Ultimately, I think putting genders on holidays is kind of weird. If we just had a Parent’s Day, because some people don’t have a mother, and some people don't have a father, some people don’t have both. Some people have two daddies, or two mommies, or parents and step-parents at the same time, and some people have none of that. So, it would cause less drama for everybody—not just trans people—if there was only a parent’s day. Parents are mothers; parents are fathers, parents are parents, parents are caregivers, adoptive parents are parents…I don’t know that’s just my wish if I had one.

How can people support you on Father’s Day?

First of all, by saying Happy Father’s Day and that they recognize that fathers can give birth too. I gave birth to Cypress. I am very, very proud of that. But I am a father that gave birth, or I am a parent that gave birth, but I am not a mother that gave birth, and that’s okay. And it would be really cool if there was a trans Father’s Day card.
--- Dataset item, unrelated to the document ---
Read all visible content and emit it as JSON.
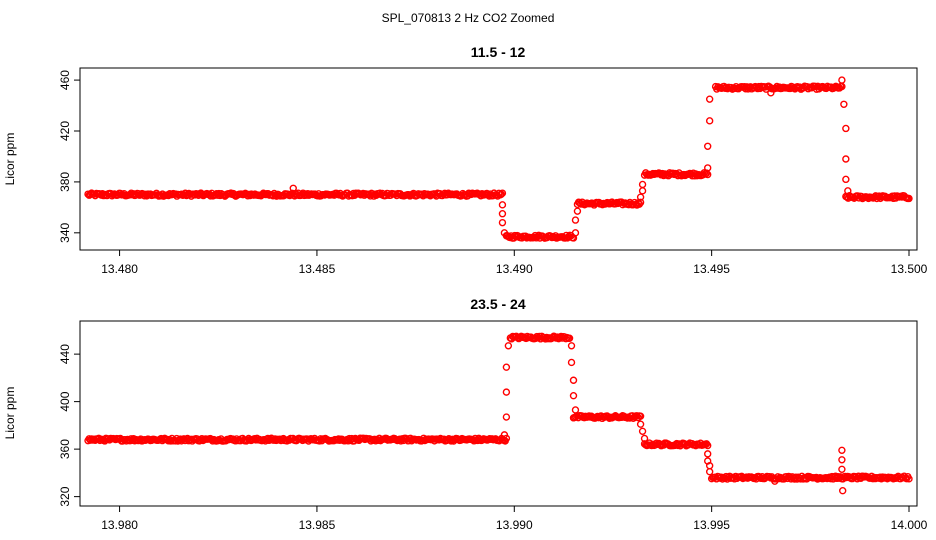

Like a little hand-drawn character that was a daddy that was pregnant, that would be really cool.

Does Father’s Day have a special meaning to you as a queer parent?

 Duane Kendell Danielsson, used with permission
Liam and Cypress shortly after birth
Source: Duane Kendell Danielsson, used with permission

Yeah, it does because…. growing up, I had this impression that I would never have a family. I had something just in my gut, in my being, knowing that I would have a family one day. I didn’t know how or when it would happen, but I knew it would because I wanted it so bad. So being a queer parent, it is like winning the Olympics for me. It’s an accomplishment that not everybody gets, whether they are queer or not, but it’s an accomplishment that means a lot to me because society told me that I couldn’t have it. For example, doctors made me think that if I was going to live my authentic self as a man, then I couldn’t give birth. And to see how Cypress responds to us-- kids love their parents. If we drop Cypress off at school, and when we pick them up, they come running down the hallway. Like arms up in the air saying, “Hi, hi, hi” and just the biggest smile. And running to grab me and hug me and will not let go. It’s the best thing ever.